PESCINA
Orsa uccisa, minacce al telefono sbagliato del cacciatore
Una donna denuncia: "Da tre giorni non viviamo più. Non riusciamo nemmeno a spiegare che non siamo noi quelli che l'hanno ammazzata"
L'AQUILA. Rispondere al telefono e sentirsi dire "vergognati" o "devi morire". E' quello che sta accadendo a una donna di Pescina che per sua sfortuna ha un numero telefonico fisso che negli archivi web corrisponde a quello della Norcineria in cui lavora A.L., il 56enne di San Benedetto dei Marsi che ha ucciso a fucilate Amarena, l'orsa diventata simbolo del Parco Nazionale d'Abruzzo e dell'intera Regione. Non solo le minacce al cacciatore, ma anche a una famiglia che la sola "colpa" di avere lo stesso numero di telefono del primo.
"Da tre giorni non viviamo più", racconta all'agenzia Adnkronos la vittima, una donna di mezza età che vive con il figlio a pochi km da San Benedetto dei Marsi. "Ci eravamo accorti da tempo che c'era un problema con il numero di telefono. A volte ci chiamavano per chiederci arrosticini o altri tipi di carne, quindi abbiamo capito che pensavano di chiamare la norcineria di proprietà dell'uomo che oggi è noto per aver sparato all'orsa. Abbiamo cercato di risolvere il problema, per un po' non c'erano state più chiamate. Ora però, dopo i recenti fatti, è diventato un inferno".

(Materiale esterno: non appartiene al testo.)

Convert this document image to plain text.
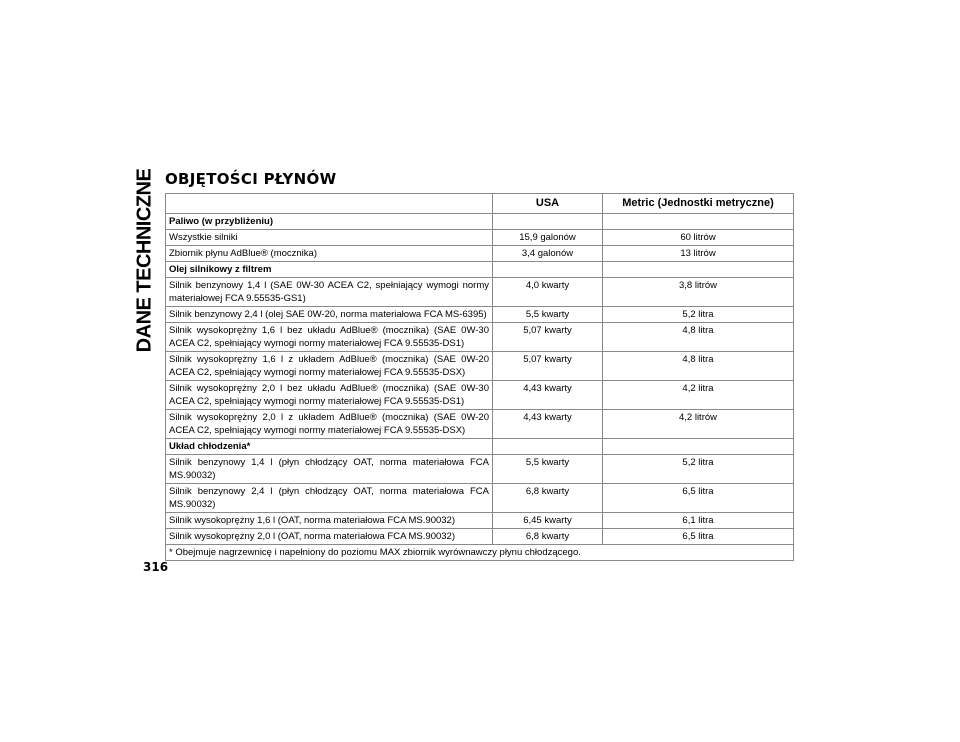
DANE TECHNICZNE OBJĘTOŚCI PŁYNÓW
	USA	Metric (Jednostki metryczne)
Paliwo (w przybliżeniu)		
Wszystkie silniki	15,9 galonów	60 litrów
Zbiornik płynu AdBlue® (mocznika)	3,4 galonów	13 litrów
Olej silnikowy z filtrem		
Silnik benzynowy 1,4 l (SAE 0W-30 ACEA C2, spełniający wymogi normy materiałowej FCA 9.55535-GS1)	4,0 kwarty	3,8 litrów
Silnik benzynowy 2,4 l (olej SAE 0W-20, norma materiałowa FCA MS-6395)	5,5 kwarty	5,2 litra
Silnik wysokoprężny 1,6 l bez układu AdBlue® (mocznika) (SAE 0W-30 ACEA C2, spełniający wymogi normy materiałowej FCA 9.55535-DS1)	5,07 kwarty	4,8 litra
Silnik wysokoprężny 1,6 l z układem AdBlue® (mocznika) (SAE 0W-20 ACEA C2, spełniający wymogi normy materiałowej FCA 9.55535-DSX)	5,07 kwarty	4,8 litra
Silnik wysokoprężny 2,0 l bez układu AdBlue® (mocznika) (SAE 0W-30 ACEA C2, spełniający wymogi normy materiałowej FCA 9.55535-DS1)	4,43 kwarty	4,2 litra
Silnik wysokoprężny 2,0 l z układem AdBlue® (mocznika) (SAE 0W-20 ACEA C2, spełniający wymogi normy materiałowej FCA 9.55535-DSX)	4,43 kwarty	4,2 litrów
Układ chłodzenia*		
Silnik benzynowy 1,4 l (płyn chłodzący OAT, norma materiałowa FCA MS.90032)	5,5 kwarty	5,2 litra
Silnik benzynowy 2,4 l (płyn chłodzący OAT, norma materiałowa FCA MS.90032)	6,8 kwarty	6,5 litra
Silnik wysokoprężny 1,6 l (OAT, norma materiałowa FCA MS.90032)	6,45 kwarty	6,1 litra
Silnik wysokoprężny 2,0 l (OAT, norma materiałowa FCA MS.90032)	6,8 kwarty	6,5 litra
* Obejmuje nagrzewnicę i napełniony do poziomu MAX zbiornik wyrównawczy płynu chłodzącego.		
316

Da giorni, il telefono di casa della donna squilla senza sosta, tra ingiurie e minacce: "Non riusciamo nemmeno a spiegare che non siamo noi quelli che hanno ammazzato Amarena - prosegue ancora la signora - perché ci offendono e poi riattaccano senza che noi possiamo dire nulla. Al di là di tutto, io vorrei dire a queste persone che il colpevole lo stabilisce la giustizia, non la pubblica gogna. Siamo tutti dalla parte dell'orsa e dei suoi poveri cuccioli, e anche del Parco d'Abruzzo, naturalmente, che ha subito una gravissima perdita. Però minacciare e offendere telefonicamente non è certo una soluzione".